Review: Identity Thief

Directed by: Seth Gordon
Written by: Craig Mazin, Jerry Eeten
Starring: Jason Bateman, Melissa McCarthy, Jon Favreau, Amanda Peet, T.I., John Cho, Robert Patrick
Released: April 4, 2013
Grade: B-

Identity Thief
Sandy Patterson (Bateman) sits down at his home computer and proudly proclaims to his wife (Peet) that he’s balanced the household budget. All the bills have been paid for the month and there’s $14 left over. It’s a nerdish comment but that’s the kind of guy Sandy is. He’s a content accountant who works for an investment company and pulls in about $50,000 a year. He’d like to make more but it’s a tough economic environment.

Sandy’s safe, monotonous life is about to be upturned in an unexpected fashion. His identity is stolen by a woman (McCarthy) living on the other side of the country. She creates a fake credit card in his name and racks up a huge credit card bill. She also gets involved with a crime syndicate and ends up being arrested for punching a police officer. After skipping bail, the cops turn up at the real Sandy’s doorstep with an arrest warrant. Suffice to say he doesn’t know what the hell is going on.

It couldn’t come at a worse time for Sandy. A new job opportunity has arisen with a huge pay increase… but his potential employer is concerned as a result of these recent events. The cops don’t seem to be doing much and so it’s up to Sandy to track down this mysterious woman and clear his name. The plan is to travel to Florida, drag her back to Denver and present her to the police.

Finding her proves to be the easy part. Taking her into custody will be much more difficult. This is a woman who is an expert in deception and manipulation. Complicating the situation is the fact that others are looking to get their hands on her – two goons working for a disgruntled mobster in jail, and a bounty hunter hoping to collect $50,000. It all adds up to a wild adventure across the country.

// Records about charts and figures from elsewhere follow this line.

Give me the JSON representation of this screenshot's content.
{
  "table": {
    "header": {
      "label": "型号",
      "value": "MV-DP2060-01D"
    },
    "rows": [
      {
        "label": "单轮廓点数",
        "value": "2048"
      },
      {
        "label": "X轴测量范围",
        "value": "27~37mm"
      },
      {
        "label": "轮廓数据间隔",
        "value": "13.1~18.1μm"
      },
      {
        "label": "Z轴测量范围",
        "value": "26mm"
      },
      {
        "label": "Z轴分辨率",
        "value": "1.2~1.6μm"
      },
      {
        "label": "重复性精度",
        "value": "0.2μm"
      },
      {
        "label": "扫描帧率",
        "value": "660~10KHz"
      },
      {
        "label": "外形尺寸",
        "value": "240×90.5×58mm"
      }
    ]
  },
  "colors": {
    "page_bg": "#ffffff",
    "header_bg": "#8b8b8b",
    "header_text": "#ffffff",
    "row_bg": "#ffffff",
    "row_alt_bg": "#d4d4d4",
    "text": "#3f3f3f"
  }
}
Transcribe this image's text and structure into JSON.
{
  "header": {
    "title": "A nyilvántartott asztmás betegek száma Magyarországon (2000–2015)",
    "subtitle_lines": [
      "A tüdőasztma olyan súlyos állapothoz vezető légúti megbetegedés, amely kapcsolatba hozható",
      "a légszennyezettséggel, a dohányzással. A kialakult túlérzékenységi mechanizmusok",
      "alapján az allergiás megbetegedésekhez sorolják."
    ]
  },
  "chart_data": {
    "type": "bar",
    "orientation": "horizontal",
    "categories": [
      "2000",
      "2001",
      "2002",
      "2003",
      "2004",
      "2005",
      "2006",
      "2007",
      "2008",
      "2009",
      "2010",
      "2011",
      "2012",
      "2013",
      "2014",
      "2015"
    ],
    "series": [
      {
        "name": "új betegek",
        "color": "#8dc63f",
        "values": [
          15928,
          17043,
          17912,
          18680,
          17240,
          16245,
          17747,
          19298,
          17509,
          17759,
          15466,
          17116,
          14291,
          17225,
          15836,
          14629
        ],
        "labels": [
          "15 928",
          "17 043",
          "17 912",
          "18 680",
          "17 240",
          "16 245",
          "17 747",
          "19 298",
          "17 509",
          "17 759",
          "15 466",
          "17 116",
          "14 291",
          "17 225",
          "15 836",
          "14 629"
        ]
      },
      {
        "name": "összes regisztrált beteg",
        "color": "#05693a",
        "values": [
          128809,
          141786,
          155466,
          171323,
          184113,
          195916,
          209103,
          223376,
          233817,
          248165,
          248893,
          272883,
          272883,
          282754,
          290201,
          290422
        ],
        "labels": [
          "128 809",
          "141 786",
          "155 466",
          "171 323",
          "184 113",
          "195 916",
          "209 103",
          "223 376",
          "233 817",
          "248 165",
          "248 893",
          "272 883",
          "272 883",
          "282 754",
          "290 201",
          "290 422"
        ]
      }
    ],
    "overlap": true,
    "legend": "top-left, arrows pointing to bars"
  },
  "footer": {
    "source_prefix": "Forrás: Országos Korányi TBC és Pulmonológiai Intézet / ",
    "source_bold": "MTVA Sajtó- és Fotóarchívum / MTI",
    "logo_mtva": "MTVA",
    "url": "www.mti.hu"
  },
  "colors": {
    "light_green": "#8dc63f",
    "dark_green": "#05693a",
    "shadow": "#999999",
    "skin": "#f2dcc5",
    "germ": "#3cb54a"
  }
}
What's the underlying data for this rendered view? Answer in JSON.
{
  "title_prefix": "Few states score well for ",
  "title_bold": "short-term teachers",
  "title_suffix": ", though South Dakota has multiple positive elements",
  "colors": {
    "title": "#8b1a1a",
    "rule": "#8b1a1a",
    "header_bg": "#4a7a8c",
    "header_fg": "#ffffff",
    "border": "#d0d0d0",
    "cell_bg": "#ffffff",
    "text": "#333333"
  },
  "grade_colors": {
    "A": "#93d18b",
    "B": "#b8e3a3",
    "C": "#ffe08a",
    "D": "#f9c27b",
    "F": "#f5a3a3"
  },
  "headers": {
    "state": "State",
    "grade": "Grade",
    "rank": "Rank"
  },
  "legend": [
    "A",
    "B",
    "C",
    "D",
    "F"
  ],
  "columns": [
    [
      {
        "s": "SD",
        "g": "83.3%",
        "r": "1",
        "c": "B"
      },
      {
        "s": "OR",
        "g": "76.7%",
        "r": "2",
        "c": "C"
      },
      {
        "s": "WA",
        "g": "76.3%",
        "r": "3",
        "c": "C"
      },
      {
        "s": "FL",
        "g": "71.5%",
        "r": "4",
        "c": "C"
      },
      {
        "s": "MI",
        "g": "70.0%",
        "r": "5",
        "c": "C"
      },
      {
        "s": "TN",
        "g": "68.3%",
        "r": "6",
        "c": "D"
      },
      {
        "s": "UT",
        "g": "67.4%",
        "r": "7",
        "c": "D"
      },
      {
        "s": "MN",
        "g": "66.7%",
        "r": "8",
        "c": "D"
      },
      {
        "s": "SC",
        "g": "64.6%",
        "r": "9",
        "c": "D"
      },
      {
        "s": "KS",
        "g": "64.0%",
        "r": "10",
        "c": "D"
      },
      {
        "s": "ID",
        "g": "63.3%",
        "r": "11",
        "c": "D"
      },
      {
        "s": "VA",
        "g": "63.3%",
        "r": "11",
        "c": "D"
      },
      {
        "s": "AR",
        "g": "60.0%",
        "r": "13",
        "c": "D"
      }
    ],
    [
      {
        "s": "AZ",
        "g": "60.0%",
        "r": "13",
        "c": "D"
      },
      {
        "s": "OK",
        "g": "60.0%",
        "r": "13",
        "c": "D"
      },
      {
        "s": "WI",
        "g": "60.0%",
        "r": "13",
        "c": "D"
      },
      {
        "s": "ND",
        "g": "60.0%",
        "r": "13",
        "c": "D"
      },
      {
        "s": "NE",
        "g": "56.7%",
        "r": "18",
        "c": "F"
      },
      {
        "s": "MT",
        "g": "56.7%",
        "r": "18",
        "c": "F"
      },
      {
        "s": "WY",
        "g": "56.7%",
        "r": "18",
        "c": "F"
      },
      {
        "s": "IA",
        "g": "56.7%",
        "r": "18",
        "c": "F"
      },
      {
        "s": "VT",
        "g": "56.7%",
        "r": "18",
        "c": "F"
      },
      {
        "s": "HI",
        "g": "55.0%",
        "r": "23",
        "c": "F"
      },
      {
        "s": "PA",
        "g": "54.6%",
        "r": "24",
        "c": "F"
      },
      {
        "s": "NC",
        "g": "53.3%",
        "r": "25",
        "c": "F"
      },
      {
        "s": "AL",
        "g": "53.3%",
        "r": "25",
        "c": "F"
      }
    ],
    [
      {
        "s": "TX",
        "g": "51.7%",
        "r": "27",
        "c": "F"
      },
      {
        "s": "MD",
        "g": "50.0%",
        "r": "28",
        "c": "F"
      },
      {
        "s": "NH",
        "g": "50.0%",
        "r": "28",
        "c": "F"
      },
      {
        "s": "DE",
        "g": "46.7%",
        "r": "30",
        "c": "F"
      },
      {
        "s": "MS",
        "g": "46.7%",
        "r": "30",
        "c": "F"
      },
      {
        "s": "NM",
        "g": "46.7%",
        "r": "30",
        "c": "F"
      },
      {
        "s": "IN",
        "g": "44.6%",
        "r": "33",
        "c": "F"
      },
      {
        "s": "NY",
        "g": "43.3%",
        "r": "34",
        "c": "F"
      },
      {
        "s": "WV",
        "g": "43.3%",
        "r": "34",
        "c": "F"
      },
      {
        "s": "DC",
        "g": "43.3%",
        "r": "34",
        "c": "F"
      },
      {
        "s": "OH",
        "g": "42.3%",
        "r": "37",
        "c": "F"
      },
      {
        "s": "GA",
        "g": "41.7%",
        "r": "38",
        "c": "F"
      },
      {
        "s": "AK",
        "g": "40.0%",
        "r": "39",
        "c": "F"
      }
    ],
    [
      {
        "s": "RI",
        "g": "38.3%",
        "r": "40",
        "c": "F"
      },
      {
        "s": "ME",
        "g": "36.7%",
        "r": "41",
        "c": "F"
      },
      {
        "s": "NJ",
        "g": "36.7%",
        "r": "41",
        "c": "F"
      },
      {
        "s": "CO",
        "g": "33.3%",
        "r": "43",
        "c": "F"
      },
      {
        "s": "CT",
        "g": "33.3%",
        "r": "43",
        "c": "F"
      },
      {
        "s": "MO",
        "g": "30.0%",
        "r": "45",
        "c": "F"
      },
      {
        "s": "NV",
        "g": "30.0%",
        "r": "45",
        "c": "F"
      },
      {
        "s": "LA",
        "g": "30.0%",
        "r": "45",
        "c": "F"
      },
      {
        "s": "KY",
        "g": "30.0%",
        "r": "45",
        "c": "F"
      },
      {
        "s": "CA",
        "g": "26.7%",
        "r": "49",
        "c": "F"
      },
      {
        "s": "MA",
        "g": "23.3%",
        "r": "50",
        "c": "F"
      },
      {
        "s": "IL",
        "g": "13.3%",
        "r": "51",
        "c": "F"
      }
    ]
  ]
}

This film has been savaged by many critics in the United States but I honestly think it’s not too bad. Jason Bateman does what he does best – playing the “straight” guy who tries to act normal when everyone around him is insane. Melissa McCarthy has fun in her role. It’s as if she’s been tasked with creating the most annoying person alive… and she does a pretty good job.

There are some humorous scenes and a few surprising plot developments along the way. Further, there’s a darker undercurrent to the story which first reveals itself in a scene involving the female Sandy in a car outside a motel room. There’s also some risky, politically incorrect material that makes reference to McCarthy and her character’s overweight figure.

While it held my attention for the most part, writers Craig Mazin and Jerry Eeten have struggled to come up with a decent ending. There’s a moment when the two Sandys sit down to have dinner in a nice restaurant and it all slides downhill from there. The film’s darker elements are brushed aside and we’re left with a zany, feel-good finale.